TO GET WHITE HOUSE AND CONGRESS TO END WAR
By Lawrence Velvel and Sherwood Ross
Even though Democrats rolled up a 7-million vote victory margin Nov. 7th in protest of the war in Iraq, President Bush's intransigent response January 10th was to call for the escalation of U.S. troops rather than for their withdrawal. Senator Christopher Dodd (D.-Conn.) termed Iraq policy "a fool's paradise" and Chuck Hagel (R.-Neb.) dubbed the escalation call "the most dangerous foreign policy blunder in this country since Vietnam." Yet there is no sign from the timorous Democratic leaders in Congress to cut-off all funding for this deceitful war, not merely for the added 21,500 so-called "surge" troop buildup. The sooner the withdrawal the better, as there is not now, and never will be, an "honorable" way Mr. Bush to withdraw from a dishonorable war.
The bipartisan sense of urgency Americans (much less Iraqis!) feel about ending the unwanted war President Bush brought into their lives does not seem to have communicated itself to the Congress. If an equivalent six-million Americans had been killed and 10-million wounded and 18-million had fled the country, and 50% were jobless, and the streets and schools unsafe, and the electricity reduced to a flicker, and the hospitals overwhelmed with the untreated, and the morgues overflowing with the dead, Congress might have acted a bit quicker.
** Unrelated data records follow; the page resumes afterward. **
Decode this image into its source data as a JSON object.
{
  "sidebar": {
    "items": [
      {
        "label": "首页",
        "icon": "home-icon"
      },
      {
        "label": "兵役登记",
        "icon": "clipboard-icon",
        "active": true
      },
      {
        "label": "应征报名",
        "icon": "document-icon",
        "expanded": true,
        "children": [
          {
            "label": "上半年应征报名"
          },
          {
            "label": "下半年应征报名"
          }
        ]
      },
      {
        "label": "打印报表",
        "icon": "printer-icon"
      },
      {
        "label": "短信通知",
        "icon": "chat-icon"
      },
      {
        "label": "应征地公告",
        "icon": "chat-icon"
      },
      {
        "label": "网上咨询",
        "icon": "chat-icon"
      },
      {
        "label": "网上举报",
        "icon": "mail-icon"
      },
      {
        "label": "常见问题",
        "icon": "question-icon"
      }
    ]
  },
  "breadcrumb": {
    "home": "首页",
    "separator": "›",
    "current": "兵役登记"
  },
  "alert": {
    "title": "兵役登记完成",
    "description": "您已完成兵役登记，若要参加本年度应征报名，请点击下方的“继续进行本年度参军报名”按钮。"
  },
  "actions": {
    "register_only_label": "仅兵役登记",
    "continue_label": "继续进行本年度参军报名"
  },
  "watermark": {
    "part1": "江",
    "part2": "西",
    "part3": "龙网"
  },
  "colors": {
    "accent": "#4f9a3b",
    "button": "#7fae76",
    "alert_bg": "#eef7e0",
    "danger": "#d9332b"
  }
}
But since it isn't happening here, Congressional leaders temporized. They looked the other way when the president made unsubstantiated charges Saddam Hussein had WMD. Later, they took at face value the president's claim of "mission accomplished," then his claim we were winning, then his claim the capture of Saddam Hussein marked the beginning of the end, and so forth. Time after time, Congress gave Mr. Bush the benefit of the doubt. Congress waited patiently for the Iraq Study Group to make its report, and patiently for President Bush to consider its alternatives, all to no avail as far as responding to the war-weary wishes of the American people, who have, incidentally, been parted from $400-billion in taxes with zero to show for it---and who may yet get a final invoice of anywhere from $1- to $3-trillion.
Some Democrats who refuse to consider a fund cut-off, have bought the Bush Justice Department line that a war-time commander-in-chief is supreme; that, as a military man, he can override Congress. Yet history shows the C-in-C power was enacted to ensure the military remains subordinate to civilian control, just as George Washington, when C-in-C of the Continental Army, was subordinate to the civilian authority of the Continental Congress. The supremacy of civilian authority over the military was further cemented by two Supreme Court decisions, Bas v. Tingy in 1800, and Talbot v. Seeman, in 1801.
So there is no merit to the claim that Bush as C-in-C can prolong the war as he pleases even if Congress votes to cut off funds. For Bush to ignore Congress in this way would be both illegal and precisely the type of "high crime and misdemeanor" intended by Ben Franklin who fought for the impeachment provision in the Constitution. To rationalize that Bush can rule with kingly suzerainty is merely a false attempt by timid Democrats to seek political cover for cowardice that places their misperceived political interest over their morality.
If past performance is prologue, Mr. Bush will continue the war until his very last day in office, leaving the job of finding a way out to his successors and the bill for his reckless borrowing to fund the war to future generations. Unless Congress can be motivated to put an immediate end to the war, the Iraqi people will be consigned to at least two more years of hell on earth.
House Speaker Democrat Nancy Pelosi talks of "compromise" with hawkish Republicans when there can be no compromise with the making of an unjust war. If the American people are tired of having their youth killed for no honest reason, they will respond by sending Congress a message with a new and mighty "March on Washington," one even greater than the August 28, 1963 march. In that year, aggrieved African-Americans and their white allies set the moral tone for the civil rights movement. The March was a victory celebration in the name of morality and social justice. It was an appeal to Congress to enact the civil rights legislation that, eventually, galvanized Congress to enact laws that profoundly changed this nation for the better.
The American people need to have an even grander march today in the name of the aggrieved people of Iraq, upon whom we have worked a terrible injustice, worse than segregation, worse than an occasional lynching, worse than slum housing, worse even than restricting their educational and vocational opportunities. Our president has made a dishonest and deceitful war upon them, killing them by the hundreds of thousands, disrupting their lives, tearing apart the very civil fabric of their society, forcing them to flee their homes, and we, in the name of humanity, must put an end to it now. And if Congress did not get the message on November 7th, we, the American people, will have to go to Washington and shout.
(Lawrence Velvel is Dean and cofounder of the Massachusetts School of Law at Andover. Sherwood Ross is a Miami, Fla.-based reporter.)